Tambo, Ecuador — A little over a week ago we learned of an earthquake in Ecuador, and numerous aftershocks have continued rattling the region – over 700 so far. Our concern has been not only for people in danger, but our hearts are also pained because our adopted homeland is suffering. We spent years living in Ecuador and still return here several times a year. Our hearts are also in this country because our son, daughter-in-law, and four grandchildren live here – on the 15th floor of an apartment building. So we have multiple reasons to be keenly concerned as we await more news about the devastation.
I have been preaching at the Spanish Language Institute and for a pastors and leaders conference at La Cumbre throughout the past week. This has allowed me a beautiful week in Costa Rica, but as this ministry opportunity came to an end, we finally flew to Ecuador. With the ongoing news, this flight could not have come fast enough. Not only because we wanted to see and hug our family and know they are safe, but because we are drawn here and identify with Ecuador’s success and sadness, trials and triumphs, whether in safety or shaking.
Knowing that some will delay vacations to Ecuador or re-think the possibility of coming here because of risks from seismic activity, it dawned on me that my yearning to get here where the shaking continues and danger is very real would appear odd to some. I considered how very much this is like a missionary call. Some of your family and friends may wonder about the sanity of anyone who intentionally goes to gospel-hostile hotspots of the world where Westerners are at great risk – simply for being Westerners – and are even more so for being Christians. Yet those of you who are called feel like you cannot get there fast enough. God stirs our hearts and uses our desires to accomplish His desire – to seek and to save that which is lost.
Called by God
A missionary call is defined in a multitude of ways. We know that God has called all Christians to be involved in the international missions work. Some are goers and some are senders, but all are to be involved. Charles Spurgeon said that every believer is “either a missionary or an imposter.” He didn’t mean that everyone must sell the house and pack up to go live in another country; he didn’t. He was probably using a definition of missionary kind of like, “a missionary is anyone who cannot get used to the sound of pagan footsteps on their way to a Christless eternity.” I think that is what Hudson Taylor had in mind also when he said, “The Great Commission is not an option to consider. It is a commandment to obey.” All of us are to be involved in some way.

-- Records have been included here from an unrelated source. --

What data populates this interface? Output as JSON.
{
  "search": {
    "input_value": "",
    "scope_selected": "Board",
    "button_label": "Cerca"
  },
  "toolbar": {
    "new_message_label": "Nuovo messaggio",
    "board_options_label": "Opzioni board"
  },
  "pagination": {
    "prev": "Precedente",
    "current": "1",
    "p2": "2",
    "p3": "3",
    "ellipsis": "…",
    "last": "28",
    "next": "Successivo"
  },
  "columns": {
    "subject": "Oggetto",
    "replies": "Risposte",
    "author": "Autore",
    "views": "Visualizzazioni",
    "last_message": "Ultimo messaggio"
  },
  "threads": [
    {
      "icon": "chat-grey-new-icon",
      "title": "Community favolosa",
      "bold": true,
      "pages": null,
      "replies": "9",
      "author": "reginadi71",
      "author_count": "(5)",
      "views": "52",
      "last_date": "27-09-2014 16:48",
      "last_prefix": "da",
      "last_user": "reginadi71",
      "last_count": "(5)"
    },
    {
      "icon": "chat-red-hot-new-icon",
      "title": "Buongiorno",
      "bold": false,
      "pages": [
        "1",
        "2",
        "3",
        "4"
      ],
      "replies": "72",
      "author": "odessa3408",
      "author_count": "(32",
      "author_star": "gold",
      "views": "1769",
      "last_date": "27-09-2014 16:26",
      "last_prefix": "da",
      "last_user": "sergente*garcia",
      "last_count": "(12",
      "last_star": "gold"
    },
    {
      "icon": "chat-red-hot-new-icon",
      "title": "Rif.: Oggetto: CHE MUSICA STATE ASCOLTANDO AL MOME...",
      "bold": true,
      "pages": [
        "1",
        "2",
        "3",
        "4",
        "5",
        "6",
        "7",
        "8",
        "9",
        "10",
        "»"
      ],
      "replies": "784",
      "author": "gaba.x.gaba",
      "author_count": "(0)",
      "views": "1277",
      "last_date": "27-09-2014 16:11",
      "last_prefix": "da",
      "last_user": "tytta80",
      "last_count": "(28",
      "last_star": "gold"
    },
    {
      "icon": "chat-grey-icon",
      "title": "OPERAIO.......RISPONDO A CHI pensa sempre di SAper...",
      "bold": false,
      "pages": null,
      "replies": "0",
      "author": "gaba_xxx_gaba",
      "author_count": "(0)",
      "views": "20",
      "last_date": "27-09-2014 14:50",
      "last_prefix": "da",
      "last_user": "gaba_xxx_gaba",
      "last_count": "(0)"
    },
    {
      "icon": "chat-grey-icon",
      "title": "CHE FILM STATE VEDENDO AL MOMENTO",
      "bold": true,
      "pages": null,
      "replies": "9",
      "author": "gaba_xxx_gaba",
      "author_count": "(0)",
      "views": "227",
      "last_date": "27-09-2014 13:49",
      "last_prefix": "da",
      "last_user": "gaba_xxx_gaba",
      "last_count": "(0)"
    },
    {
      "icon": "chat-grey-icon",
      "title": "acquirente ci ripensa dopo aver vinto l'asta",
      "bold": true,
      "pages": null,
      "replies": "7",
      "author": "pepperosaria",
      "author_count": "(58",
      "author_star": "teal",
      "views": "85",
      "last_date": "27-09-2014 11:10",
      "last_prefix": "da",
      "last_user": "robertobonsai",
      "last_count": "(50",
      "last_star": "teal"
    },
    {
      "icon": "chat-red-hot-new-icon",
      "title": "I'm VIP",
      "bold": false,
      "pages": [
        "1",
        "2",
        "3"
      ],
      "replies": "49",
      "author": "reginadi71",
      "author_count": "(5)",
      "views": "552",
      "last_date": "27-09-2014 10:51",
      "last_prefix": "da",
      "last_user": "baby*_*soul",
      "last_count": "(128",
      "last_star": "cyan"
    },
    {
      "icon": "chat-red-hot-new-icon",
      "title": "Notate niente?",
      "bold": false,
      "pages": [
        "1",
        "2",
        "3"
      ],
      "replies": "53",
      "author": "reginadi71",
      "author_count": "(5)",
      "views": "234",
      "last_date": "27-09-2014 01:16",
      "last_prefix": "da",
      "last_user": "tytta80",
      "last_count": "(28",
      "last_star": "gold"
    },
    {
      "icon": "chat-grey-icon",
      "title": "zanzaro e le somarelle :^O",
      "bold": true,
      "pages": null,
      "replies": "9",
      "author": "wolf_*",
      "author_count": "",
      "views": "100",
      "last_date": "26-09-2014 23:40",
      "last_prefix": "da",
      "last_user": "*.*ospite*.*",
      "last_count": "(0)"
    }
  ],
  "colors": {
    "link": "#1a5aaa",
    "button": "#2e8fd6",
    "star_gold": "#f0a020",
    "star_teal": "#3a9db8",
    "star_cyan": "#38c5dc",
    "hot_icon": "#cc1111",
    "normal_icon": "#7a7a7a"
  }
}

As John Piper reminds us, you are a goer, or a sender, or in sin.
After Stephen was stoned, the church scattered and regrouped in Syrian Antioch. They were committed to gospel advance and they began to evangelize widely. They lived as much like Jesus as they could, and so much so that they were derisively called Christians – a nickname that means “little Christs.” The name stuck because it was an accurate description. It is no wonder that it was to this church that the Holy Spirit came to the elders as they were praying and fasting and called from among them the first missionaries. “Set apart for me Barnabas and Saul for the work to which I have called them.” (Acts 13:2) It is interesting that He did not add, “the rest of you are slackers.” The Holy Spirit establishes the pattern we have followed for centuries: those who are called and the ones who are to go, the others are to send them.
Paul confirms this pattern in Romans 10:13-15.
“For everyone who calls on the name of the Lord will be saved. How then will they call on him in whom they have not believed? And how are they to believe in him of whom they have never heard? And how are they to hear without someone preaching? And how are they to preach unless they are sent?”
Some are goers and some are senders. If we all go, who will send? If we all send, who are we to send? In the Lord’s pattern that we clearly see in Scripture, we each have a role to play – in the church, in the home, and in missions.
With a Unique Role
The question is not whether you are to be involved in missions, the question is how are you to be involved. Who gets to say? The Holy Spirit who gives us the unique spiritual gifts and the abilities we have, is the one who calls, equips, and places believers in the places they should serve Him. Make sure that your missionary effort is not unintentional guilt manipulation by over-zealous conference speakers (as I tend to be) or snappy mottoes on missions websites. Get close enough to Jesus that you can hear the still, small voice, and stay there. When you hear it, you will be drawn, not driven to your place of service.
Where has He called you? What has He called you to do? When are you going or how are you sending? May we all hear, discern, and answer His call for the advance of the kingdom and glory to Christ among every people in every nation.